In order to increase the durability of resistance against scab, it is desired to stack several resistance genes into apple cultivars either by classical breeding or by genetic modification. To use it in a cisgenic or intragenic approach, new scab resistance genes have to be identified in apple and cloned. In chapter 6 it is described how a novel scab resistance gene, Vd3, has been identified and genetically mapped in the resistant selection “1980-015-025”. In the study we used the F1 progeny 2000-012 that is derived from the crossing between the resistant parent 1980-015-025 and the susceptible parent 1973-001-041. Mainly DArT markers were used in this genetic mapping study. Other known markers, such as SSRs, P-136 (RAPD marker), and Vf2ARD (RGA marker), were used for annotation of the linkage groups. The Vd3 gene has been mapped 1 cM to the south of the Vf gene cluster in repulsion phase on linkage group 1. Paternity tests have indicated that clone 1980-015-025 has inherited the Vd3 gene from founder accession D3. This gene can provide resistance against the virulent isolate EU-NL24, which can overcome the resistance of Vf and Vg.
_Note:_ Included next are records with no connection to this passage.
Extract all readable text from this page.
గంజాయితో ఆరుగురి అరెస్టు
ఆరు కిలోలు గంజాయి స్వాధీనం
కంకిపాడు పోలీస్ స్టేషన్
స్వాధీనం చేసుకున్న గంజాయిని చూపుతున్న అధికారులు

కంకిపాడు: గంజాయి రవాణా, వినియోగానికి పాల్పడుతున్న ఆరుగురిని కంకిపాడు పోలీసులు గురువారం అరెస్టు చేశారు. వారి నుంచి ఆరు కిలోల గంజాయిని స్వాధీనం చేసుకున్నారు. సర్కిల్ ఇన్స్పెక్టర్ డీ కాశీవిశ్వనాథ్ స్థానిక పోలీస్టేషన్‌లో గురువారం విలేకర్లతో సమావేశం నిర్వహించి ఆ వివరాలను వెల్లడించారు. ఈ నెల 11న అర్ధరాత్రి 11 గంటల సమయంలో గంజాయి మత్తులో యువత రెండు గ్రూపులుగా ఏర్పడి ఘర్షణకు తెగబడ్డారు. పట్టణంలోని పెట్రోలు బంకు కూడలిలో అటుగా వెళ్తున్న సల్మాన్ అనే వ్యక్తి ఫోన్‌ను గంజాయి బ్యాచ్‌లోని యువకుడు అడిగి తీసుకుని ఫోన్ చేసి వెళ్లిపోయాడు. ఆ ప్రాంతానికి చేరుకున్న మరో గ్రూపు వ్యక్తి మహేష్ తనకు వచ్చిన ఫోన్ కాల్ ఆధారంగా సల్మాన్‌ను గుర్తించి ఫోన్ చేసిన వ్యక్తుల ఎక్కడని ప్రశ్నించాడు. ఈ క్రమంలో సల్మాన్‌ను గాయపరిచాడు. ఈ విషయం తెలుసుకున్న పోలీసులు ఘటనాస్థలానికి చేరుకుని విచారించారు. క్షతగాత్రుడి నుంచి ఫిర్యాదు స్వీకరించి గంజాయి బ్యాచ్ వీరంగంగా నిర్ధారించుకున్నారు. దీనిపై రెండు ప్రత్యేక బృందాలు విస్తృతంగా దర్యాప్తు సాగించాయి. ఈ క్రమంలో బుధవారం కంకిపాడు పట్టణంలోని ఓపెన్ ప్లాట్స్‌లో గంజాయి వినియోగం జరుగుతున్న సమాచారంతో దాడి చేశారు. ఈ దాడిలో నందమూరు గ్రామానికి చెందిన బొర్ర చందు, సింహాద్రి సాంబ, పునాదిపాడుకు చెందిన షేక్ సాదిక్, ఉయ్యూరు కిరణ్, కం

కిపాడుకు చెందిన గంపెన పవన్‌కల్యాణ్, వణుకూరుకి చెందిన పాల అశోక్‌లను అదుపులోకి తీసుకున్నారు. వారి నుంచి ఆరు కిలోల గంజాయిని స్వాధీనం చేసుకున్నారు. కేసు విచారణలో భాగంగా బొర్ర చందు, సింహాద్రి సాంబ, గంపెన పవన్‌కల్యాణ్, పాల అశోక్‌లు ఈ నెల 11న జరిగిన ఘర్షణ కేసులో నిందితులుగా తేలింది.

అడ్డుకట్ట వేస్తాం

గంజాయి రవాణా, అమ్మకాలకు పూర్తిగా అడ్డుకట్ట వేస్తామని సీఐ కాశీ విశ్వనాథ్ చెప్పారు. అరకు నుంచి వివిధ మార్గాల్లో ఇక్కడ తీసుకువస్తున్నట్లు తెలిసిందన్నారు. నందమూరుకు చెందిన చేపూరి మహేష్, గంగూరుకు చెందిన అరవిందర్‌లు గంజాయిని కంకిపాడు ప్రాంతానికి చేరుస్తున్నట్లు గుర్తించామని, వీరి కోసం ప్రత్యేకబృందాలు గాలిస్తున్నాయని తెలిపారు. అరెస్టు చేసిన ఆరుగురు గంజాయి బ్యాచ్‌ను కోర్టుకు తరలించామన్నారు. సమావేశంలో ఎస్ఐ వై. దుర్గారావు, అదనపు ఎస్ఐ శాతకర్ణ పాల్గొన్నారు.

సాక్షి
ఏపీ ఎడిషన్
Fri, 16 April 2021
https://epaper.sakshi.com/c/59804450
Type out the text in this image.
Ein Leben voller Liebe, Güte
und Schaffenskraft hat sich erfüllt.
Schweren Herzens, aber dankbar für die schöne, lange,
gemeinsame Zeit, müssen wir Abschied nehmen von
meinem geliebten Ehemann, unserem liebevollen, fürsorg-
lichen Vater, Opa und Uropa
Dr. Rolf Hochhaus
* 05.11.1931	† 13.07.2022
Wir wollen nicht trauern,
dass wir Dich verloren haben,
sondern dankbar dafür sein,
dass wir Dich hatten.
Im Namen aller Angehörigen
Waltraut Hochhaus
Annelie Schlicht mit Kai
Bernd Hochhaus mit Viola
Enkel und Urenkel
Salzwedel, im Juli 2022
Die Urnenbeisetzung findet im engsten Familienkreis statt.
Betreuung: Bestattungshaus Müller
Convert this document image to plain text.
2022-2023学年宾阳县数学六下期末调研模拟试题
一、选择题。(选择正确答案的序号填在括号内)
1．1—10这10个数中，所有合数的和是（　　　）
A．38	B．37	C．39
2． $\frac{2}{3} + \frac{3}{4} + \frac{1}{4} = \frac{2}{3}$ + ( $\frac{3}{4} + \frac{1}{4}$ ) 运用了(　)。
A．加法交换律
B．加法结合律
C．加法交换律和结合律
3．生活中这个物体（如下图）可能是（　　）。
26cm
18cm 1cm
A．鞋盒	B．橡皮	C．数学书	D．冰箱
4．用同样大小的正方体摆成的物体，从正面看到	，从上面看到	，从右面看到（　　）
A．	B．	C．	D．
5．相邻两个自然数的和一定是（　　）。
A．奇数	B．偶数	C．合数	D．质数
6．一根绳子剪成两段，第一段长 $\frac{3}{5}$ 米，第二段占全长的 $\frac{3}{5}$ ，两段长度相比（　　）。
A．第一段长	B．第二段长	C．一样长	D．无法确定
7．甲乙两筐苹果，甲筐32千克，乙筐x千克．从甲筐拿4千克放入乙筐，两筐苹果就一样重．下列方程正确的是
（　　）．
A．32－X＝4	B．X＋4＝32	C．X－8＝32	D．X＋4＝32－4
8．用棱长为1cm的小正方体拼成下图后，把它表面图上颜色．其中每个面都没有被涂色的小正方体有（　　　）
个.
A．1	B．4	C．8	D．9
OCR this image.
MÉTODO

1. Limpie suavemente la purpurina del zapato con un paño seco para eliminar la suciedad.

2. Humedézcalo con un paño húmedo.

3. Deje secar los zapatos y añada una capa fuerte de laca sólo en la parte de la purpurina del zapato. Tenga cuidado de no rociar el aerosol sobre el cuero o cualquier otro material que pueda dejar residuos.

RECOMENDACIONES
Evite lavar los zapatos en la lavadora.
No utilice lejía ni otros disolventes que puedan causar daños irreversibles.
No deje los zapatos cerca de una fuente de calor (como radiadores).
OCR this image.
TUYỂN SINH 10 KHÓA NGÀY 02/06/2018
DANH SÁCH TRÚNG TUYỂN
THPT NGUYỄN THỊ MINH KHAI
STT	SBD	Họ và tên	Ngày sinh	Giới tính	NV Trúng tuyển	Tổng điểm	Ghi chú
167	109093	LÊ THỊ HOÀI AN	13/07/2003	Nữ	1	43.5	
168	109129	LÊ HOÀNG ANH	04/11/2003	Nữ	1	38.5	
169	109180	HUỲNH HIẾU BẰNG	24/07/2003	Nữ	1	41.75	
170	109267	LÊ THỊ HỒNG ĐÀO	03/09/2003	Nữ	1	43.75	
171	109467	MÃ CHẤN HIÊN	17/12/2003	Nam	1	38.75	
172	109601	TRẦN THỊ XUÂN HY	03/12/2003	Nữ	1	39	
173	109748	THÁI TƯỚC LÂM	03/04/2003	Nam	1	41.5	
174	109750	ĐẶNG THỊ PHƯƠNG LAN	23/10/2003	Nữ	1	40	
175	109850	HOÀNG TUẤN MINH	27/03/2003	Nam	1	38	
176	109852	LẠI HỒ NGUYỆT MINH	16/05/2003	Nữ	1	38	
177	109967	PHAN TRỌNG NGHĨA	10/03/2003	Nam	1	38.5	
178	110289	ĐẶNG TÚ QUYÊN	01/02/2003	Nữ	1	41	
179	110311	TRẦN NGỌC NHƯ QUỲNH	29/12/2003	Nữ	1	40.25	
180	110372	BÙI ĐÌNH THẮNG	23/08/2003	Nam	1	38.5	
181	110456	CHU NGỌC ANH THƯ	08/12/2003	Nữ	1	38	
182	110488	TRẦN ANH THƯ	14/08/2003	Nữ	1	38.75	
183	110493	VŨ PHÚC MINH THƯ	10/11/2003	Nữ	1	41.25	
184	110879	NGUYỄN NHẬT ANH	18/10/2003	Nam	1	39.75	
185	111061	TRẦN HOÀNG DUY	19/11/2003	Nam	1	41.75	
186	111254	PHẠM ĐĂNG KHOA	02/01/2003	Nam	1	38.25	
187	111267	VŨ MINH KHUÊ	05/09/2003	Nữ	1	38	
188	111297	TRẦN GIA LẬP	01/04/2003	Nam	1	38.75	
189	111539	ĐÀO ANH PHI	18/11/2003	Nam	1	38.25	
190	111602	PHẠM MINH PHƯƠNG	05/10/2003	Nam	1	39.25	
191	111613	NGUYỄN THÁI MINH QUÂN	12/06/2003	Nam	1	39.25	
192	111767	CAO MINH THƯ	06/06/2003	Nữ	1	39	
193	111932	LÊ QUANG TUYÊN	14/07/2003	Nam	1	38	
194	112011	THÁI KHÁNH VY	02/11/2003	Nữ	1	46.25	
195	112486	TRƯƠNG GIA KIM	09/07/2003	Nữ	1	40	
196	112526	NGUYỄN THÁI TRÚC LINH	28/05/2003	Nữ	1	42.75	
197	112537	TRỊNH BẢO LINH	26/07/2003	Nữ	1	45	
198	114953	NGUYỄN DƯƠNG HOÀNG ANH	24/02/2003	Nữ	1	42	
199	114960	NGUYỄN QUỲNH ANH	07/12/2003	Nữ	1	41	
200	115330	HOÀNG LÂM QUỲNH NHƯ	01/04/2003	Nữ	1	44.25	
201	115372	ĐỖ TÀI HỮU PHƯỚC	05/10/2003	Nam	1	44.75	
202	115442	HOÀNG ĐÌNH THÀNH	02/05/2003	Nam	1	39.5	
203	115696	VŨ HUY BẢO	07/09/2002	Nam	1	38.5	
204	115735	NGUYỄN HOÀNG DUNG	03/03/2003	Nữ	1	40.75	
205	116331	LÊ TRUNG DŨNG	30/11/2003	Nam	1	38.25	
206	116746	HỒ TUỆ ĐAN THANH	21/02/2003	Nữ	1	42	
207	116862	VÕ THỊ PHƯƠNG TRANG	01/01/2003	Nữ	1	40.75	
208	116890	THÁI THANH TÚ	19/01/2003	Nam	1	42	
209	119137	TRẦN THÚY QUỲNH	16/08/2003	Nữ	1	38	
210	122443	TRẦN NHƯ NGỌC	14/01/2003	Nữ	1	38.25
However, this gene cannot provide resistance against other isolates (Chapter 6).
The results described in this thesis are of practical importance. Cisgenesis or intragenesis can be employed to provide multiple gene resistance against scab in apple without linkage drag problems as observed during classical introgression breeding. Our first potential cisgenic scab resistant ‘Gala’ plants with the HcrVf2 gene are being developed which can be used in regions free of virulent isolates. The cisgenic approach is essential in rapid improving a crop such as apple where it takes many decades through conventional breeding.